During the debate on the SA bill, I raised concerns that the wording of the bill, as it then stood, created a risk (albeit, small) that a directive could be written so as to give effect to a person's wishes to die by starvation and dehydration. In effect, an advance request for euthanasia. Not withstanding the prohibition cited above, this was a possibility as we saw it that, thankfully, was dealt with via government amendments.
Some euthanasia & assisted suicide advocacy groups overseas actually do advise people to consciously refuse to eat and drink so as to effect a premature death. It concerned me that, were the original wording in the SA Advance Care Directives Bill to remain, that domestic advocacy groups may well have begun to advise supporters of a particular form of words for their own advance directives that would have bound doctors to comply with similar intentions.

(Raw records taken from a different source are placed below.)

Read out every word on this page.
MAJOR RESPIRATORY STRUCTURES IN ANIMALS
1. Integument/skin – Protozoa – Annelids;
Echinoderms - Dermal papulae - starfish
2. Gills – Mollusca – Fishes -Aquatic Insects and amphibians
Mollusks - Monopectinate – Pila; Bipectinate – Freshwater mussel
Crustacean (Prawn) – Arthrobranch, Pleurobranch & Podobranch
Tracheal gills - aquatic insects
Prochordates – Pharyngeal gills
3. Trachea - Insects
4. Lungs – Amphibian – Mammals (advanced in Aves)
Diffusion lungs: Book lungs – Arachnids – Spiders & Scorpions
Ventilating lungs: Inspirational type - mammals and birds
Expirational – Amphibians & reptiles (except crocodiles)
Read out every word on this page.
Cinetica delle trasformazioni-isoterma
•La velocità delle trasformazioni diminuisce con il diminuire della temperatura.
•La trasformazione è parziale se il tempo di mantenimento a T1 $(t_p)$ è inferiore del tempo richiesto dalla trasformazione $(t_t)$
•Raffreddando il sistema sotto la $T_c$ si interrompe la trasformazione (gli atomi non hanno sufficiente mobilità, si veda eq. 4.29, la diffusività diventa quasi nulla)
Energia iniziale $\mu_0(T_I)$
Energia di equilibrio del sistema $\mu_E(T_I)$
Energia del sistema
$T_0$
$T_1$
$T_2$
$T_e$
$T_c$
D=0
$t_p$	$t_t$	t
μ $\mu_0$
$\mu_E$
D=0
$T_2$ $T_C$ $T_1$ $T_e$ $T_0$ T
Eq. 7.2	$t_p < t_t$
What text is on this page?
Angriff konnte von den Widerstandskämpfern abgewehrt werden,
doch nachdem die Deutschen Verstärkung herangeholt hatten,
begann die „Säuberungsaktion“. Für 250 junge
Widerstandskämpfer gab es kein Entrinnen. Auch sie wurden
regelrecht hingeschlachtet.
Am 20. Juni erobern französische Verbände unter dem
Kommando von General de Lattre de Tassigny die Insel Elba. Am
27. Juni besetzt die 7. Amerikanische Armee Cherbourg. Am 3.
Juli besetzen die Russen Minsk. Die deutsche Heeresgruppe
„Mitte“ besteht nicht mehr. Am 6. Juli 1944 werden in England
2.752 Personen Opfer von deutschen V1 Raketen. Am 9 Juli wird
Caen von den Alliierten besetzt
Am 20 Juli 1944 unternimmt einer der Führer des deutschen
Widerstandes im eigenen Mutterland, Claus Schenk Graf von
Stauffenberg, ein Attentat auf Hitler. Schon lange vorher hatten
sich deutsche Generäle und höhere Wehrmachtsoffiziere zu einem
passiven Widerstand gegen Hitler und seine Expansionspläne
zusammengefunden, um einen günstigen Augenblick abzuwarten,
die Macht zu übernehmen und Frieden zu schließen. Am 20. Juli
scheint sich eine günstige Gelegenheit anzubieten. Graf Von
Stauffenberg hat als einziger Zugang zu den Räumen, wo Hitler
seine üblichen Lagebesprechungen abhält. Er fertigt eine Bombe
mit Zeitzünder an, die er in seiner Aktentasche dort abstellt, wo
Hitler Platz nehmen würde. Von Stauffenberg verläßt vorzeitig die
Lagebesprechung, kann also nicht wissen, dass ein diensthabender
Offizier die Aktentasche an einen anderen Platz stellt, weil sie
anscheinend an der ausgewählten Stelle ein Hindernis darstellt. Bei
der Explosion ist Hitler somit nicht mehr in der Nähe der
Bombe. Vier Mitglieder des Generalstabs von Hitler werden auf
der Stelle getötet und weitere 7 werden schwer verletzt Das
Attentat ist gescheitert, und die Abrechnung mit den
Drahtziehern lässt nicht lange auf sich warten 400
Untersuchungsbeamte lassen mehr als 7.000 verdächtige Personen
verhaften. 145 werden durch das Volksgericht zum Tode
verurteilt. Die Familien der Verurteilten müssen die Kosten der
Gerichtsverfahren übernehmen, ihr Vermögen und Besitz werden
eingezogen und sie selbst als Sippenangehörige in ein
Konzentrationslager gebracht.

These type of concerns do need to be balanced with evidence that suggests that patients are receiving 'acute care in hospital that they never wanted'. It is sometimes said that some doctors do see death as a failure of their craft. Over treatment - especially burdensome and futile treatment - can be a cruel and unnecessary imposition. But binding advance care provisions without the tempering effect of the doctor's recourse to his or her own experience (and that of their colleagues and ethics units) and their autonomy is not the answer.
Patient's choices must be respected, but so must doctor's choices.